In a very different register the following night–that of good old Gaul, I was back in the 12th at the new Cafe Cartouche, which is being touted as the annex of chef Rodolphe Paquin of Le Repaire de Cartouche. What Paquin’s actually doing here is backing his head waiter of ten years, Benoit, and helping the kitchen to source well and settle in, and based on what we ate the other night, this is going to be a welcome address in a part of the city that lacks good affordable bistro.

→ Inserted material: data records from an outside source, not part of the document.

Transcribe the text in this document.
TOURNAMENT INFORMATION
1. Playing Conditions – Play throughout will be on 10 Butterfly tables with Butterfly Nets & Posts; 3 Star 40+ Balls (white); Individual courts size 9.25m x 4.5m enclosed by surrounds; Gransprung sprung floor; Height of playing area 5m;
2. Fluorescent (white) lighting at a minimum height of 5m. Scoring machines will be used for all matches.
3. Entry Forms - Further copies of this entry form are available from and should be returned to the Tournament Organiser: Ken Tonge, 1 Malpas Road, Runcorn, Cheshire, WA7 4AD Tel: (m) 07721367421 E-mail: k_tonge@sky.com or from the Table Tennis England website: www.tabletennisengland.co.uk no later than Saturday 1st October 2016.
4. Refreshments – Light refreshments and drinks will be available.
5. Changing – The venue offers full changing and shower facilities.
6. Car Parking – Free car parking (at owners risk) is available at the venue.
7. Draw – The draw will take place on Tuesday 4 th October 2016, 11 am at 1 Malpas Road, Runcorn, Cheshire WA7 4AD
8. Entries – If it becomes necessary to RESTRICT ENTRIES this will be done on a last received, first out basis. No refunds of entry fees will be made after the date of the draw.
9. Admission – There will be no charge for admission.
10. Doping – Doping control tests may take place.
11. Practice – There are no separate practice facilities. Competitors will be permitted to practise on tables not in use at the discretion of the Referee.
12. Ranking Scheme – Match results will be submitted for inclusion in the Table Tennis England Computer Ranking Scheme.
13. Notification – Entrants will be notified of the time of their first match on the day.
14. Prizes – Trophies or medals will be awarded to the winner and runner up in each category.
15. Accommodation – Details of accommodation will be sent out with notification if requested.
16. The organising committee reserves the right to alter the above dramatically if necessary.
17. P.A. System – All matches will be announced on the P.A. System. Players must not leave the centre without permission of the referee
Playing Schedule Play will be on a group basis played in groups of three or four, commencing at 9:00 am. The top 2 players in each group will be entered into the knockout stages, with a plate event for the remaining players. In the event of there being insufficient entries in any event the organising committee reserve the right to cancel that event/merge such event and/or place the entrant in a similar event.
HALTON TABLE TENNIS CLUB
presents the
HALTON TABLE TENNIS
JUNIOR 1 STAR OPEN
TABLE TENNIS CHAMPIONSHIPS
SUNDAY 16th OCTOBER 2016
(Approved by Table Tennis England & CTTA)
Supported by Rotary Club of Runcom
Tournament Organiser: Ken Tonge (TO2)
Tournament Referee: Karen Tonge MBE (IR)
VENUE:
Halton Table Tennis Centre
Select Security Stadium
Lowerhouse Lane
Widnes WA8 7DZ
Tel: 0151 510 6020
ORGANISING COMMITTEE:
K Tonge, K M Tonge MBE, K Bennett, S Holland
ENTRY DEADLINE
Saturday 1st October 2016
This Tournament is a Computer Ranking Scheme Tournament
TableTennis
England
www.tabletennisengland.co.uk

The cafe is a simple place, with a long bar in front of a row of tables, and its well-chosen wines, many of which serve by the glass, mean that its popular with locals who want to stretch their legs and stop by for a sip and a chat. Unfortunately their “Carte de la Crise” (Recession Menu) at 14 Euros is only served at lunch, so we ordered a la carte from the chalkboard menu and ate a very good, simple French meal. Both of the terrines we sampled–lamb and fig and duck with pistachio–were excellent, and a main course duckling breast was perfectly cooked and absolutely delicious. I loved my faux-filet with an avalanche of freshly made frites and a sauceboat of bearnaise, and the 16 Euro vin du Pays de l’Ardeche, a Gamay, was perfectly pleasant drinking for a very fair price. While this place isn’t worth crossing town for, it’s a very good choice if you’re shopping the Viaduc des Arts or catching a film in the multiplex in the Bercy neighborhood’s Cours Saint Emilion.

Café Cartouche : 4 rue de Bercy, 12th, Tel. 01-40-19-09-95. Metro: Cour Saint-Emilion or Dugommier. Closed Saturday lunch and Sunday.

La Societe: 4 Place Saint Germain des Pres, 6th, 01.53.63.60.60. Metro: Saint Germain des Pres. Open daily. 

Shan Gout: 22 rue Hector Malot, 12th, Tel. 01-43-40-62-14. Metro: Gare de Lyon. Closed Monday.